🔬Max Welling: Materials Underlie Everything

| Podcasts | February 25, 2026 | 2.09 Thousand views | 34:14

TL;DR

Max Welling traces his career from quantum gravity to founding CuspAI, explaining how physics underpins modern AI architectures and why the field of AI for science is attracting billions in investment to solve foundational materials problems—from carbon capture to next-generation GPUs—by treating nature as a computational "Physics Processing Unit."

🌌 Physics as the Unifying Thread 3 insights

From quantum gravity to equivariant networks

Welling applies mathematical tools from particle physics and general relativity—specifically gauge symmetries and group theory—to machine learning, driving foundational work on variational autoencoders, graph neural networks, and equivariant architectures with collaborators like Taco Cohen.

Diffusion models mirror non-equilibrium thermodynamics

His upcoming book details the deep mathematical equivalence between generative AI techniques (diffusion models, MCMC, Schrödinger bridges) and stochastic thermodynamics, the physics of systems far from equilibrium.

Gerard 't Hooft's challenge to quantum mechanics

Inspired by his PhD advisor Nobel laureate Gerard 't Hooft—who now argues quantum mechanics is incomplete—Welling pursues "understandable" physical theories that avoid multiverse interpretations while maintaining mathematical rigor.

🚀 The AI for Science Explosion 3 insights

Investment volumes reaching billions

The field has exploded from hundreds of millions to multi-billion-dollar funding rounds, including a recent $6.2 billion investment in an AI science startup backed by Jeff Bezos, signaling recognition that this is a "virgin field" for innovation.

Escaping advertising algorithms for climate impact

Researchers are redirecting AI tools from advertising and multimedia toward high-impact scientific domains where symmetry-aware architectures have already succeeded, such as AlphaFold for protein folding and machine learning force fields for materials.

A new interdisciplinary discipline

AI for science represents an emerging academic and industrial field at the interface of machine learning and natural sciences, requiring new curricula and educational resources to train engineers in scientific domains.

⚛️ Materials Underlie Everything 3 insights

The material foundation of digital technology

Even software like LLMs ultimately depend on materials innovation—for example, GPUs rely on novel materials deposited on wafers using EUV lithography, and further computing advances require solving fundamental materials bottlenecks.

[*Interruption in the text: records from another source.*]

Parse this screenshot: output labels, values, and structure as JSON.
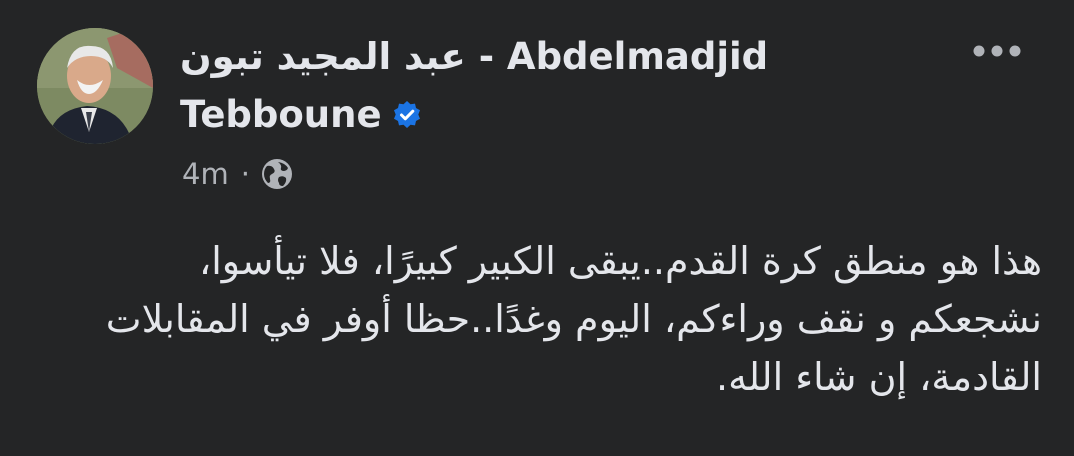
{
  "post": {
    "author": {
      "name_line_1": "عبد المجيد تبون - Abdelmadjid",
      "name_line_2": "Tebboune",
      "verified": true,
      "avatar_icon": "profile-photo"
    },
    "timestamp": "4m",
    "separator": "·",
    "audience_icon": "globe-icon",
    "more_icon": "more-options-icon",
    "body_lines": [
      "هذا هو منطق كرة القدم..يبقى الكبير كبيرًا، فلا تيأسوا،",
      "نشجعكم و نقف وراءكم، اليوم وغدًا..حظا أوفر في المقابلات",
      "القادمة، إن شاء الله."
    ]
  },
  "colors": {
    "background": "#242526",
    "primary_text": "#e4e6eb",
    "secondary_text": "#b0b3b8",
    "verified_badge": "#1b74e4"
  }
}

Molecular space as a search engine

Unlike traditional hypothesis-driven science, new AI tools can search the entire space of possible molecules (not just known compounds) to discover materials for batteries, perovskite solar panels reaching 50% theoretical efficiency, and self-destructing plastics.

Carbon capture as an unsolved imperative

Staying within 2°C of warming requires not just emissions reduction but a century of carbon dioxide removal at massive scale, a problem that demands new material discovery for capture technologies that do not yet exist.

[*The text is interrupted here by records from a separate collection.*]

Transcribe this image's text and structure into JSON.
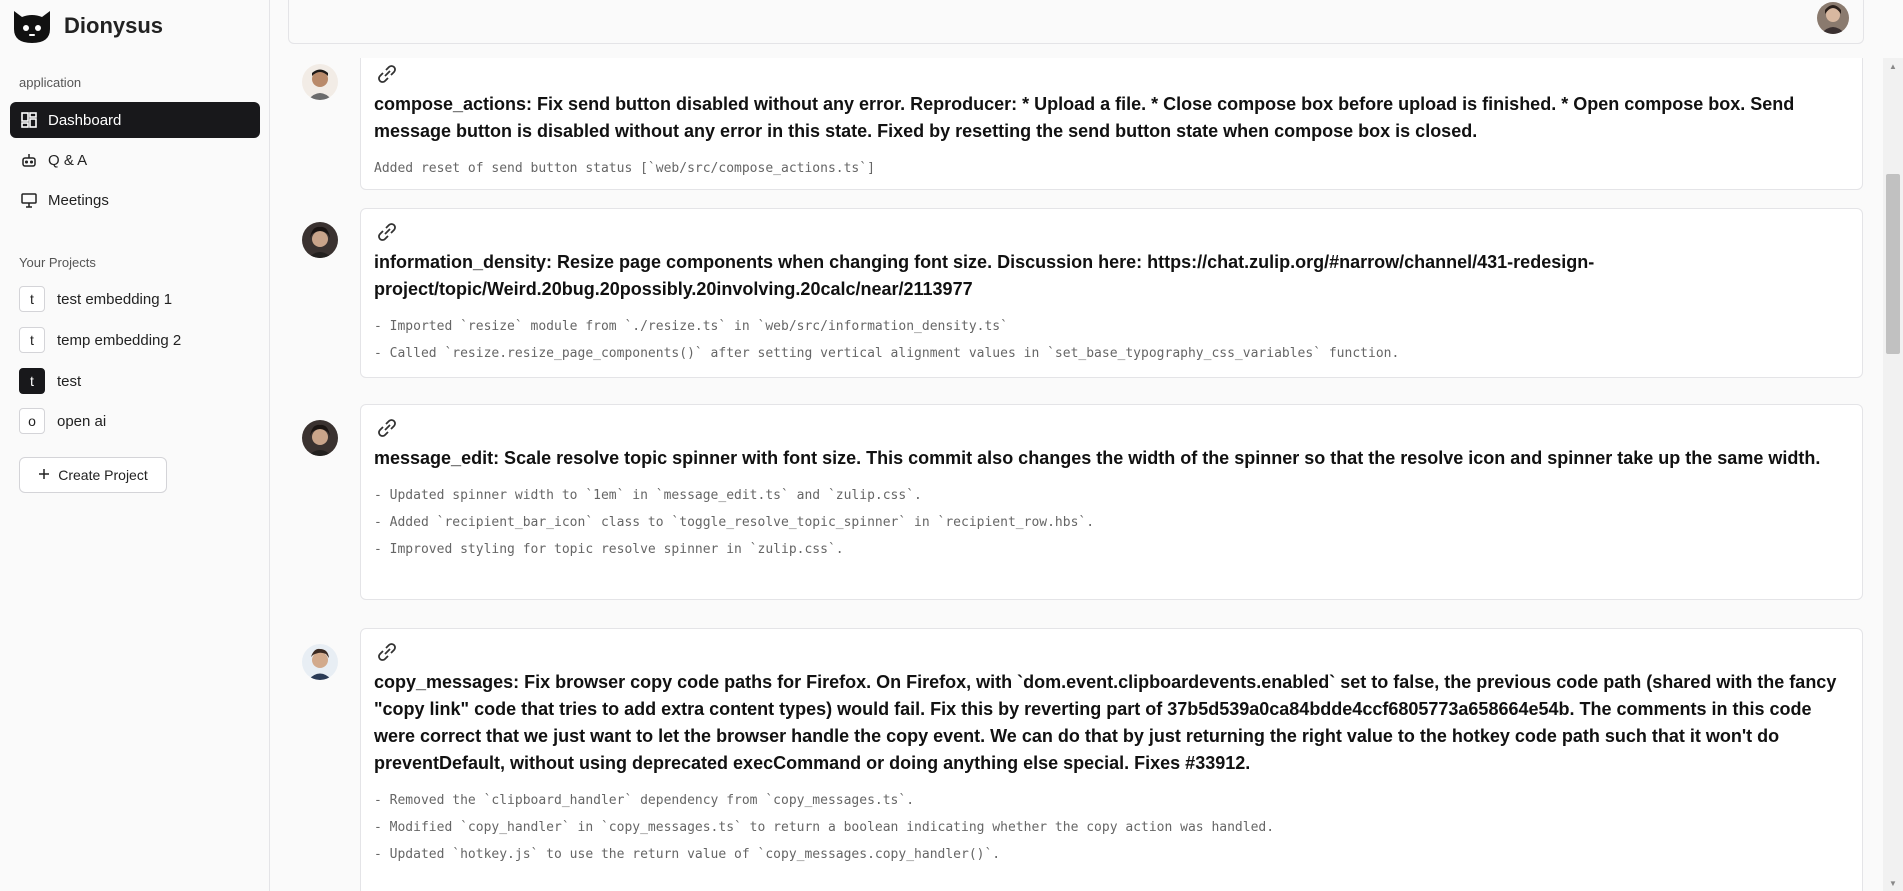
{
  "app": {
    "name": "Dionysus"
  },
  "sidebar": {
    "section_application": "application",
    "nav": [
      {
        "label": "Dashboard",
        "icon": "dashboard-icon",
        "active": true
      },
      {
        "label": "Q & A",
        "icon": "bot-icon",
        "active": false
      },
      {
        "label": "Meetings",
        "icon": "presentation-icon",
        "active": false
      }
    ],
    "section_projects": "Your Projects",
    "projects": [
      {
        "badge": "t",
        "label": "test embedding 1",
        "selected": false
      },
      {
        "badge": "t",
        "label": "temp embedding 2",
        "selected": false
      },
      {
        "badge": "t",
        "label": "test",
        "selected": true
      },
      {
        "badge": "o",
        "label": "open ai",
        "selected": false
      }
    ],
    "create_project_label": "Create Project"
  },
  "colors": {
    "active_nav_bg": "#18181b",
    "card_border": "#e4e4e7"
  },
  "commits": [
    {
      "title": "compose_actions: Fix send button disabled without any error. Reproducer: * Upload a file. * Close compose box before upload is finished. * Open compose box. Send message button is disabled without any error in this state. Fixed by resetting the send button state when compose box is closed.",
      "notes": [
        "Added reset of send button status [`web/src/compose_actions.ts`]"
      ]
    },
    {
      "title": "information_density: Resize page components when changing font size. Discussion here: https://chat.zulip.org/#narrow/channel/431-redesign-project/topic/Weird.20bug.20possibly.20involving.20calc/near/2113977",
      "notes": [
        "- Imported `resize` module from `./resize.ts` in `web/src/information_density.ts`",
        "- Called `resize.resize_page_components()` after setting vertical alignment values in `set_base_typography_css_variables` function."
      ]
    },
    {
      "title": "message_edit: Scale resolve topic spinner with font size. This commit also changes the width of the spinner so that the resolve icon and spinner take up the same width.",
      "notes": [
        "- Updated spinner width to `1em` in `message_edit.ts` and `zulip.css`.",
        "- Added `recipient_bar_icon` class to `toggle_resolve_topic_spinner` in `recipient_row.hbs`.",
        "- Improved styling for topic resolve spinner in `zulip.css`."
      ]
    },
    {
      "title": "copy_messages: Fix browser copy code paths for Firefox. On Firefox, with `dom.event.clipboardevents.enabled` set to false, the previous code path (shared with the fancy \"copy link\" code that tries to add extra content types) would fail. Fix this by reverting part of 37b5d539a0ca84bdde4ccf6805773a658664e54b. The comments in this code were correct that we just want to let the browser handle the copy event. We can do that by just returning the right value to the hotkey code path such that it won't do preventDefault, without using deprecated execCommand or doing anything else special. Fixes #33912.",
      "notes": [
        "- Removed the `clipboard_handler` dependency from `copy_messages.ts`.",
        "- Modified `copy_handler` in `copy_messages.ts` to return a boolean indicating whether the copy action was handled.",
        "- Updated `hotkey.js` to use the return value of `copy_messages.copy_handler()`."
      ]
    }
  ]
}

đź§Ş The Physics Processing Unit 3 insights

CuspAI's $130M automation bet

Founded 20 months ago with co-founder Chad Edwards, CuspAI has grown to 40 people and aims to fully automate materials discovery by integrating computational modeling with high-throughput experimentation to screen novel carbon capture materials.

Nature as a computational backend

Welling conceptualizes laboratory experiments as a "Physics Processing Unit" (PPU)—nature performing computations that are physically impossible to simulate digitally—which must seamlessly integrate with data center processing to discover new materials.

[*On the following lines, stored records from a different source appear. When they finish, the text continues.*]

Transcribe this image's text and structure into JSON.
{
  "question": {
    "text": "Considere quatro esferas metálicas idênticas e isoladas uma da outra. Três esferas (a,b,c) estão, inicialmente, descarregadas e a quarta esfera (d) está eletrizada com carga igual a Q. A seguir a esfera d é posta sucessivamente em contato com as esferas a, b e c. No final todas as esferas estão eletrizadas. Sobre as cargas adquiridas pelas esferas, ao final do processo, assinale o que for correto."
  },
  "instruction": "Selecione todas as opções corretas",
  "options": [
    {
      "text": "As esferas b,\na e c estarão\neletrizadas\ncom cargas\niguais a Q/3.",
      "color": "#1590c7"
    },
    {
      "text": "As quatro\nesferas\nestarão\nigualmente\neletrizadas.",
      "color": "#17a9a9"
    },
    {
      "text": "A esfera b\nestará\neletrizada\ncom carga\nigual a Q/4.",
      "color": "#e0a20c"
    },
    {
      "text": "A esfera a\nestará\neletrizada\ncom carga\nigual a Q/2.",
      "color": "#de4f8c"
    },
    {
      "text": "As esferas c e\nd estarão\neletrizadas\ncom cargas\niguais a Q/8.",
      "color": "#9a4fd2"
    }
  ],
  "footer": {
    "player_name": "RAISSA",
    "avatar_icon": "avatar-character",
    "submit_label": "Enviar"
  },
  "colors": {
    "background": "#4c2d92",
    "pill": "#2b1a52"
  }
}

Closing the loop between simulation and reality

The platform automates the iterative cycle where AI suggests molecules, robotic experiments validate properties, and results feed back into the model, creating a search engine where researchers type desired properties and receive synthesized candidates.

Bottom Line

AI engineers should enter materials science now, leveraging new computational tools to search the full molecular space and automate experimentation, as materials innovation underlies every technological bottleneck from carbon capture to next-generation GPUs.